Don’t use custom fonts that often
People with disabilities use specific assisting technologies to be able to read the content online. When the tool experiences a specific customized font, you can’t get the proper transcription of the sentence. It is difficult for disabled people to catch the information when it’s written in bold, italics, or with the help of other unusual fonts.
A lot of people are using screen readers to help them get information online. And when a screen reader comes across the hashtags, it will most likely perceive the content as several letters rather than full words. But you can change it easily. If you capitalize the words, your hashtags will be more accessible to disabled users. It is also a nice choice for people with dyslexia.

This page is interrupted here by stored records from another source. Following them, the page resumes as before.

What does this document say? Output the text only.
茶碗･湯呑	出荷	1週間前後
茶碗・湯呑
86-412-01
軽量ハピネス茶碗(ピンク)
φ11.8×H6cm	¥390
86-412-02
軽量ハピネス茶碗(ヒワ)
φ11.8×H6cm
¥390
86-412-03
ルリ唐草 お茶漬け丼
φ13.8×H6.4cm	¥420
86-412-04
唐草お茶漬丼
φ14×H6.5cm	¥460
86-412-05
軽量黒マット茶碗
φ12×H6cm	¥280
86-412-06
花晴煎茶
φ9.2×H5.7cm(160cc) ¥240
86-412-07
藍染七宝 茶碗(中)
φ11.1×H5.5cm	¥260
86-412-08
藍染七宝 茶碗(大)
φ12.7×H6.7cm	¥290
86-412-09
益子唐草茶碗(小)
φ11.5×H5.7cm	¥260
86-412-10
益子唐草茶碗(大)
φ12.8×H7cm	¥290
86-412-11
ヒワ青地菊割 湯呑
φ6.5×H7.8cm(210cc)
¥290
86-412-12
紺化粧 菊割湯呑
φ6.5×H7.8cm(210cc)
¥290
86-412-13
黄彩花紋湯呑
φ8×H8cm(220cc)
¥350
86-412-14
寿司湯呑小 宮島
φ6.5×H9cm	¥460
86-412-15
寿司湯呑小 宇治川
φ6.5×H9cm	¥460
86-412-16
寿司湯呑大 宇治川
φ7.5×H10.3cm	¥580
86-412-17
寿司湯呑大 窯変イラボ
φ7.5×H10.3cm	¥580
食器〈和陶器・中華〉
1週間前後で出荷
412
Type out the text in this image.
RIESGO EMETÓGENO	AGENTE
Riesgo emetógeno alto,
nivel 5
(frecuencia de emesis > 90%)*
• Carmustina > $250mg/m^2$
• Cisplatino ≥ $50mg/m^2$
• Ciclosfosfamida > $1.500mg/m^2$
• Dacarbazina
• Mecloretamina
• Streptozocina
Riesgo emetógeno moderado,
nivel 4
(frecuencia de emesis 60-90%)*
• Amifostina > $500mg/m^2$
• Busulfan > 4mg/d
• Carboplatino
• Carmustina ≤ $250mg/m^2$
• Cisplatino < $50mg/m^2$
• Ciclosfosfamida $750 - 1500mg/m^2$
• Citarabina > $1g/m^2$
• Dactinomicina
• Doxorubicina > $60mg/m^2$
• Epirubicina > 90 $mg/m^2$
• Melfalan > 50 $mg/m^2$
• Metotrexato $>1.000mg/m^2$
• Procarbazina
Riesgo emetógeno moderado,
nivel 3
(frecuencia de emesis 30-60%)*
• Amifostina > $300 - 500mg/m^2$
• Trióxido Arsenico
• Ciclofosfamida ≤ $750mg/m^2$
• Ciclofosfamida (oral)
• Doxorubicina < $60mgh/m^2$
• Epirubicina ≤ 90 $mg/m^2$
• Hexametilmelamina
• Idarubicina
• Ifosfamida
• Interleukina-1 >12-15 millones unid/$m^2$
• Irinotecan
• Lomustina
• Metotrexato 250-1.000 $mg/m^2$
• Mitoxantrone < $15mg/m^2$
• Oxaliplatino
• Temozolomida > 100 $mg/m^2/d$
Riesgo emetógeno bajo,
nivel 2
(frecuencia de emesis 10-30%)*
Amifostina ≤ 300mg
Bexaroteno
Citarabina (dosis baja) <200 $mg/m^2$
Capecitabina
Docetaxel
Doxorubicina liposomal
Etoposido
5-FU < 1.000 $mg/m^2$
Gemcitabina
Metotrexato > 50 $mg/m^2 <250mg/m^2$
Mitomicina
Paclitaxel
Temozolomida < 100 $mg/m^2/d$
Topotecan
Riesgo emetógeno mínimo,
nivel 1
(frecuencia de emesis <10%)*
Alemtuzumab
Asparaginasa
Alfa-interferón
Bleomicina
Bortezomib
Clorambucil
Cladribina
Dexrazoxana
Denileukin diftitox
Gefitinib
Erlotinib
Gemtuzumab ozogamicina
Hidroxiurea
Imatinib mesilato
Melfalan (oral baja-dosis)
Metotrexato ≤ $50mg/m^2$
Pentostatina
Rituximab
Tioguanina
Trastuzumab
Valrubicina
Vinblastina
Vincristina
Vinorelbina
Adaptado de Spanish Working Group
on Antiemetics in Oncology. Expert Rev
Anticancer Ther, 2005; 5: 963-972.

Emojis aren’t the best option
When posting some content, you may want to add a specific emoji to show your mood and make the text more entertaining. But the thing is that emojis can be quite distracting for people with disabilities. The screen readers will try to explain what the emoji looks like in the middle of the regular sentence. And it is difficult to catch the sense of the sentence. How can you improve it? If you need an emoji, try to insert it at the end of the sentence. If you put it in between the words, it will make things sound even worse.
Make use of the contrast
The contrast in colors is a must. There are so many people with color blindness. They can’t differentiate most of the shades. And when you post a picture in the same color scheme, disabled people can’t get the sense of the picture. If you set high contrasts between the background and actual picture or text, it is easier to look at the screen and get the idea of it.
Posting content online is a responsible task. When you manage a business account, you can’t close your eyes to real problems. There are people with disabilities who may follow your page. And your task is to try to eliminate the difficulties with reading the content. These steps aren’t complicated. They take some time. But at the same time, they do a great job and help people who experience different issues with their health conditions.